A Vatican Secretariat of State press release came out over the weekend. It’s a policy statement about a relatively minor matter: organizations named after Popes.
DECLARATION ON THE PROTECTION OF THE FIGURE OF THE POPE
Recent years have witnessed a great increase of affection and esteem for the person of the Holy Father. There has also been a desire to use the Pope’s name in the title of universities, schools or cultural institutions, as well as associations, foundations and other groups.
In light of this fact, the Holy See hereby declares that it alone has the right to ensure the respect due to the Successors of Peter, and, therefore, to protect the figure and personal identity of the Pope from the unauthorized use of his name and/or the papal coat of arms for ends and activities which have little or nothing to do with the Catholic Church. Occasionally, in fact, attempts have been made to attribute credibility and authority to initiatives by using ecclesiastical or papal symbols and logos.

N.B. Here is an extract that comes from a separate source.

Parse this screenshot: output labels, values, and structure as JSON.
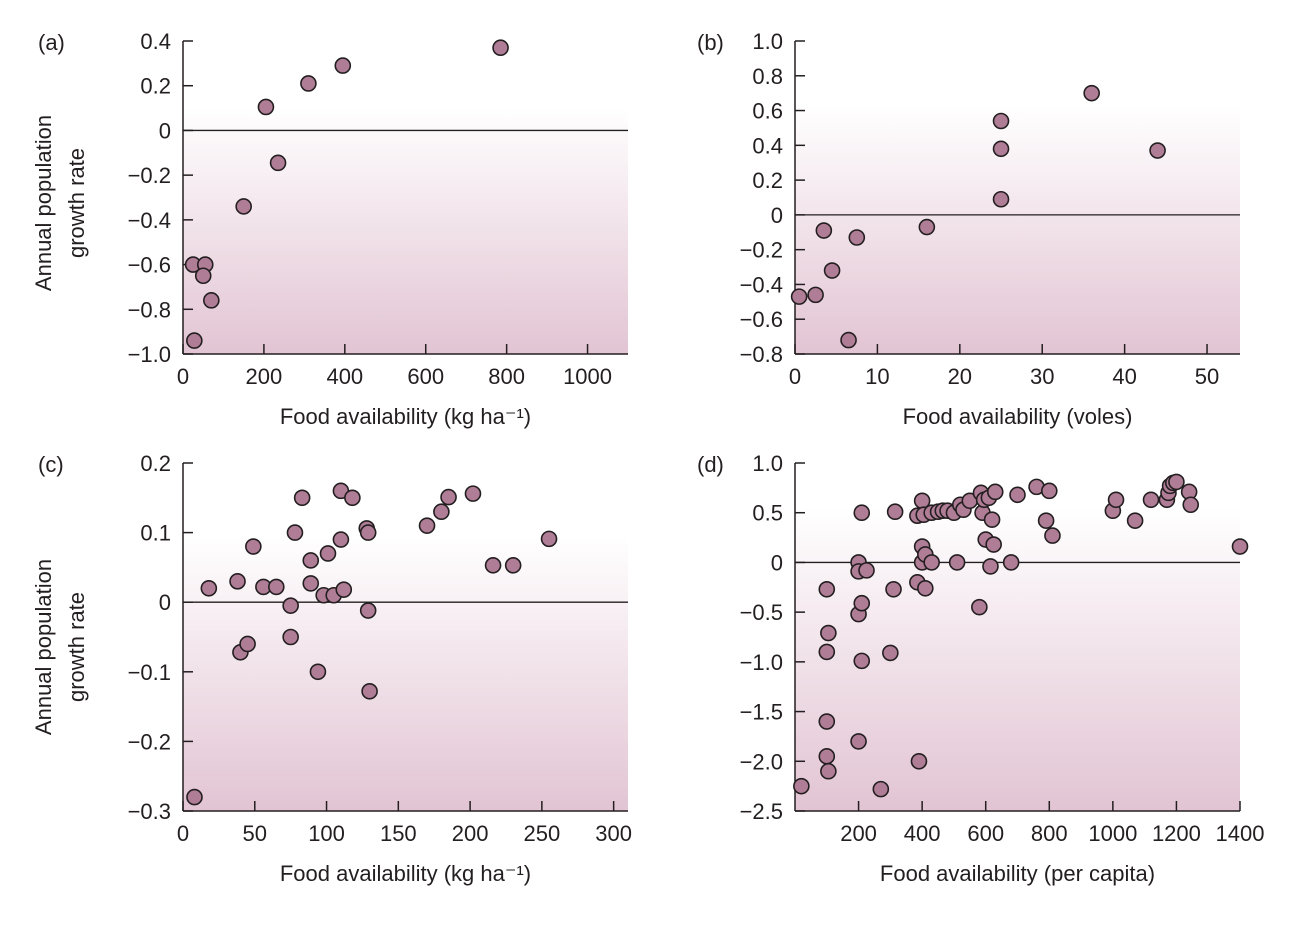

Consequently, the use of anything referring directly to the person or office of the Supreme Pontiff (his name, his picture or his coat of arms), and/or the use of the title “Pontifical”, must receive previous and express authorization from the Holy See.
Here’s what I find odd: that a statement from the Vatican is using a modern word such as “logo”. I feel as if the word were invented practically yesterday. As it happens, “logo” only dates to 1937, which seems way too recent for an institution with 2000 years behind it.
Surely there should be some rule that the Vatican doesn’t use words that aren’t at least 100 years old.